Eux? Il ne comprenait pas ce qu'il venait d'observer. Comment pouvait-il être poursuivi par eux? Ni lui ni personne n'avait su entrevoir cette possibilité. Il les étudiait depuis si longtemps; de nombreuses années au cours desquelles il avait accumulé de confortables certitudes. Et une seule observation venait de tout démolir.

Il réfléchissait en tentant de courir sous une chaleur atroce. Ses vêtements climatisés ne suffisaient plus à assurer son confort. De grosses gouttes de sueur coulaient en torrents sur son corps. Les accumulations salines, inhabituelles, irritaient ses yeux. Vacillante, sa raison lui commandait de fuir au plus vite. Mais il venait d'observer l'inimaginable. Les pourquoi, comment, depuis quand l'assaillaient inlassablement. Sa confusion lui embrumait l'esprit et handicapait sa course.

Un tardif sursaut de lucidité le fit revenir dans l'immédiat. Il recommença à raisonner en poursuivant une seule idée, ou plutôt, un pressentiment funeste: s'il fuyait, c'est qu'on le poursuivait. Et s'il était pourchassé, c'est qu'il ne pouvait pas être détenteur de leur secret sans causer leur perte. Là-dessus, bien sûr, ils se refuseraient à tout compromis. Il réalisa la simplicité brutale de sa situation : ils allaient le tuer. Ce sentiment de vulnérabilité l'accabla. Il prit conscience avec effroi qu'il venait de céder une bonne partie de son avance en réflexions futiles.

Paradoxalement, il choisit de s'arrêter. Sans oser le moindre regard derrière-lui, il prit une grande inspiration. Il retint son souffle pour tenter de résister à cette sensation intérieure qu'il sentait naître, une invasion sournoise comme si une masse obscure grossissait à l'intérieur de sa poitrine. La peur de mourir se manifestait.

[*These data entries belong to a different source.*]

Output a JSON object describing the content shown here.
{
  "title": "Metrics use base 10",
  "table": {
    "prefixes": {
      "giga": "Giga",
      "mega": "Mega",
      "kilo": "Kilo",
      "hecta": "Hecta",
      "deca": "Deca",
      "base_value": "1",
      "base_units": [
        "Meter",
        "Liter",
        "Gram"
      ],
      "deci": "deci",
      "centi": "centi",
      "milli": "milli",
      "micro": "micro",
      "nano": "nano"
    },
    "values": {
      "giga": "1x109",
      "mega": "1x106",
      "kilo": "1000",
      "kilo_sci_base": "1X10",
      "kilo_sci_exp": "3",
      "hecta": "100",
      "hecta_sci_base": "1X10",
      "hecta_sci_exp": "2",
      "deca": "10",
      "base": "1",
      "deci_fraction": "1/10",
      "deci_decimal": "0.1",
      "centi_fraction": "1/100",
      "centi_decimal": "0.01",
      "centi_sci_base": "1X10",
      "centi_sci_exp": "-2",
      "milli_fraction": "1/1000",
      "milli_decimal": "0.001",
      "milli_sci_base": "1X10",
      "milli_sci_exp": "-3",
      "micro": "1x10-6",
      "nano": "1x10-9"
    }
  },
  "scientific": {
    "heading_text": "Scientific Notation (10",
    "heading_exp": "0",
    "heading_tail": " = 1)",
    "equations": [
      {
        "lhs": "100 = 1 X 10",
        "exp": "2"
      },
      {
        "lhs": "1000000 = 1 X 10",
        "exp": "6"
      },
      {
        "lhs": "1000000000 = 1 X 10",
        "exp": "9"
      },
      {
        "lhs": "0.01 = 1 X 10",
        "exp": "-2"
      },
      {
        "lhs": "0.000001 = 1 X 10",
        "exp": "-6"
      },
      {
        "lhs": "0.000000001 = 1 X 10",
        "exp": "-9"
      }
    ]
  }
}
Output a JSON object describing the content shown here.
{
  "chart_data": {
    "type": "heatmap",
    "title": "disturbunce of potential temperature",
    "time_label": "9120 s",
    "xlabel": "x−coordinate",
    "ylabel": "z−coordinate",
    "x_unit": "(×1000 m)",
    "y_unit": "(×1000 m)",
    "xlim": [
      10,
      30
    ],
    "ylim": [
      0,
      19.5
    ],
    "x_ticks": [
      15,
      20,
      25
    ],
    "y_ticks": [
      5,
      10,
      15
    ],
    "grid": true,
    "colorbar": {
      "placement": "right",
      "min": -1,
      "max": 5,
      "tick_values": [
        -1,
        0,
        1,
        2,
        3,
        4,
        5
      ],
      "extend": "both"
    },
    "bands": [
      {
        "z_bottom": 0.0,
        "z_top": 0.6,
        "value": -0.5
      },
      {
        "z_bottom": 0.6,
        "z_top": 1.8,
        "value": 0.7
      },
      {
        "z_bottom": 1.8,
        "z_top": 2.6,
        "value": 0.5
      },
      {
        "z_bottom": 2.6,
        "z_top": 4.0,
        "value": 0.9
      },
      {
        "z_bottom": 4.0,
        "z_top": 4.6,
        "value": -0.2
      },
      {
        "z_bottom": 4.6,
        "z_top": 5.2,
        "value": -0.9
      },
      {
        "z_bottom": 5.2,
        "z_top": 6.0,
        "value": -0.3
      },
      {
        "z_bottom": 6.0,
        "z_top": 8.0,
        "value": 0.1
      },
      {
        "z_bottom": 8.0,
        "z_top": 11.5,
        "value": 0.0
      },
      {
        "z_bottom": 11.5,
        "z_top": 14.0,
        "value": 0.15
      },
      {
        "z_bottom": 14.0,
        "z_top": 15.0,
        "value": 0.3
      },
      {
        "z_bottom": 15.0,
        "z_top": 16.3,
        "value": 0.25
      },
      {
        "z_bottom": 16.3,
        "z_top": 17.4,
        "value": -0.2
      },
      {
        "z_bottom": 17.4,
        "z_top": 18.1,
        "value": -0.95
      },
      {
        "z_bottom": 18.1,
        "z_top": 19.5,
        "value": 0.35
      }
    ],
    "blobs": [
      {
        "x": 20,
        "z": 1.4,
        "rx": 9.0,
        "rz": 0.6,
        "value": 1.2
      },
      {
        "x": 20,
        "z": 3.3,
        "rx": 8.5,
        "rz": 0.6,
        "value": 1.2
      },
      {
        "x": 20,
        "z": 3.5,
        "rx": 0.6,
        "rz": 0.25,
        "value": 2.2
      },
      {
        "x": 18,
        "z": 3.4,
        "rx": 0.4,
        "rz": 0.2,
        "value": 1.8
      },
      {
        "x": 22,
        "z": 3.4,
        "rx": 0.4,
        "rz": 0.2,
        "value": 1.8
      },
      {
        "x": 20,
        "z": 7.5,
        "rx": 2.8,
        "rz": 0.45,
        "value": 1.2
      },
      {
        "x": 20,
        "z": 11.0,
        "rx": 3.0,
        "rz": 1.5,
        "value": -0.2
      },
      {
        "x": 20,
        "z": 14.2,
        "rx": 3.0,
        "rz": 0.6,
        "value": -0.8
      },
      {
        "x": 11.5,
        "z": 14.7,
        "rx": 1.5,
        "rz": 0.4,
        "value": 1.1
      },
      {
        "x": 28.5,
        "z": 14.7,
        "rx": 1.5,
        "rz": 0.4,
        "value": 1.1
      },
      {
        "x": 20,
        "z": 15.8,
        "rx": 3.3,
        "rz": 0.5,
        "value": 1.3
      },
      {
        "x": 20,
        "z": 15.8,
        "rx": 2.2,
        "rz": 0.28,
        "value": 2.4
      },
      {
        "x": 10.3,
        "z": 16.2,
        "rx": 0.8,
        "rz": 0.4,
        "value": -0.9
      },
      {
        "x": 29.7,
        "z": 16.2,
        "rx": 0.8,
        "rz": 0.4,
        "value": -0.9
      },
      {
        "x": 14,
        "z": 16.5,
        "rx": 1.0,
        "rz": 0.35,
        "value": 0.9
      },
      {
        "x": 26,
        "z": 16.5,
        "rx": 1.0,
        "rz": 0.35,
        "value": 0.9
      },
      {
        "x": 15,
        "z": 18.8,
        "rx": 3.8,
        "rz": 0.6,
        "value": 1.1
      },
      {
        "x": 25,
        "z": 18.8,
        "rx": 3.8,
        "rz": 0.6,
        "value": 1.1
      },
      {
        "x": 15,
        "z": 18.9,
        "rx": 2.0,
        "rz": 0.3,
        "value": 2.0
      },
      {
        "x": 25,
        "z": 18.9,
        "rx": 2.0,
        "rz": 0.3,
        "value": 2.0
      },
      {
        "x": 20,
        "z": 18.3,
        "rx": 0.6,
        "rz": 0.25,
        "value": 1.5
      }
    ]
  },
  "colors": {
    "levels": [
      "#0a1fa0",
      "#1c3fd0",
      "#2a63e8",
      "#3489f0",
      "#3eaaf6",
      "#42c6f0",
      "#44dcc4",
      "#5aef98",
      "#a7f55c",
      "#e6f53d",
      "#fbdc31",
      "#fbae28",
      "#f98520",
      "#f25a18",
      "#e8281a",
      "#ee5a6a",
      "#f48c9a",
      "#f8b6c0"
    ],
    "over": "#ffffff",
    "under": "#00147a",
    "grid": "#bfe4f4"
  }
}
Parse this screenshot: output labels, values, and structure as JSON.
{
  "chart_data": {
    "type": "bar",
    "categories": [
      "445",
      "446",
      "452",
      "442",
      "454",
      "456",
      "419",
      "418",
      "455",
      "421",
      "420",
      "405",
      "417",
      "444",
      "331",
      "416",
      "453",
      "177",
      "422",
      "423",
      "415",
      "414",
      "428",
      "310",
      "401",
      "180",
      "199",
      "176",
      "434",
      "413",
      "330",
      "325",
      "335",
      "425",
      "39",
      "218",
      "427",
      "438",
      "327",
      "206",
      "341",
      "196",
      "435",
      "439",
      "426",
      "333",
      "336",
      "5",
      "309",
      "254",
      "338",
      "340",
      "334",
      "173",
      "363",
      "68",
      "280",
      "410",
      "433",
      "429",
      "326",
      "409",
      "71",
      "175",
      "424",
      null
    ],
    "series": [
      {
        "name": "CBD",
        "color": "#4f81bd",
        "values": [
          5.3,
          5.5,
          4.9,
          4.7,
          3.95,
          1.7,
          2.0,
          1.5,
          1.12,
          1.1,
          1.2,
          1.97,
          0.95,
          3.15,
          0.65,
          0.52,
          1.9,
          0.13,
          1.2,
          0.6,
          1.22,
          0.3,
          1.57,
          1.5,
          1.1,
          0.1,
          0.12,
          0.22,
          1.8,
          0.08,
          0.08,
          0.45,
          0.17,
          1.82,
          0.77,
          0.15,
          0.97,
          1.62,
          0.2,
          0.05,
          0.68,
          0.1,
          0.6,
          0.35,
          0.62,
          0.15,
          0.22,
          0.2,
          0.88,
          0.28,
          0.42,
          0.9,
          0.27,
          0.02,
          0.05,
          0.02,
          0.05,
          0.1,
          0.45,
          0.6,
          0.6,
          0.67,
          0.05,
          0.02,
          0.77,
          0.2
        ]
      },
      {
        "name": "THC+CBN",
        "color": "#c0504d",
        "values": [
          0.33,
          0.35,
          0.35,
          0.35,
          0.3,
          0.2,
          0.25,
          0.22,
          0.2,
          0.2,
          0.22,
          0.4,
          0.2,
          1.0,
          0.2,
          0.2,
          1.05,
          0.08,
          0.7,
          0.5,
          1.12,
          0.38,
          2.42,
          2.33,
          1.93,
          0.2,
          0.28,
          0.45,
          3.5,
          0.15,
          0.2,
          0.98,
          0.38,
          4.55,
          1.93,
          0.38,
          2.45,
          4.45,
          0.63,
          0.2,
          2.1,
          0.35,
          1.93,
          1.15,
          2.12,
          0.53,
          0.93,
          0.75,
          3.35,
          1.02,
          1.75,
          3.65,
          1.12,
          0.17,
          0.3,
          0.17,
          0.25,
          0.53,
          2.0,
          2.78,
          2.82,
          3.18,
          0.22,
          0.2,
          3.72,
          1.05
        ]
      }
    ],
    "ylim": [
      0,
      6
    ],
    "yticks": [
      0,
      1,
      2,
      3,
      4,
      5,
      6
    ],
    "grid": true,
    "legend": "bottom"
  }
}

Il se résigna à expirer sans ressentir le moindre apaisement. Puis il hasarda un regard craintif vers le haut du sentier. Toujours seul. Pourtant, quelque chose venait de changer autour de lui. Le poids de l'air l'écrasait. Même les arbres arboraient un aspect menaçant : les épines de leurs branches semblaient vouloir le mettre en joue, pour l'écorcher vif. Il vacillait. Le poids latent dans sa poitrine s'apprêtait à lancer un dernier assaut. Un voile de brume s'immisçait dans son champ de vision. Il hésitait trop et il le savait. Son parcours scientifique ne l'avait jamais obligé à agir spontanément dans le feu de l'action. Silencieux depuis le début de sa course, le ramien échappa quelques paroles de désespoir aussitôt perdues dans ce maquis imperturbable, figé par la chaleur de mi-journée :

« Bande de salauds! » En tant qu'être de raison, ce furent ces derniers mots. Sa lucidité céda ensuite le pas à un instinct bestial de survie et d'un bond, il se mit à courir droit devant lui. Il n'avait plus qu'un objectif, atteindre son engin et s'y réfugier.

Être la proie et se savoir traquée. Exténué, il tentait en vain de courir plus vite. Derrière chaque courbe, roc ou talus, il s'imaginait atteindre son véhicule et l'instant suivant, confronté à l'absence de l'aéronef, son angoisse progressait d'un bond. Il ne distinguait plus rien. Les branches épineuses des buissons difformes lui fouettaient le visage. Il n'essayait même plus de les éviter. Il les sentait à peine l'écorcher, ces branches qui, elles aussi, conspiraient pour sa perte.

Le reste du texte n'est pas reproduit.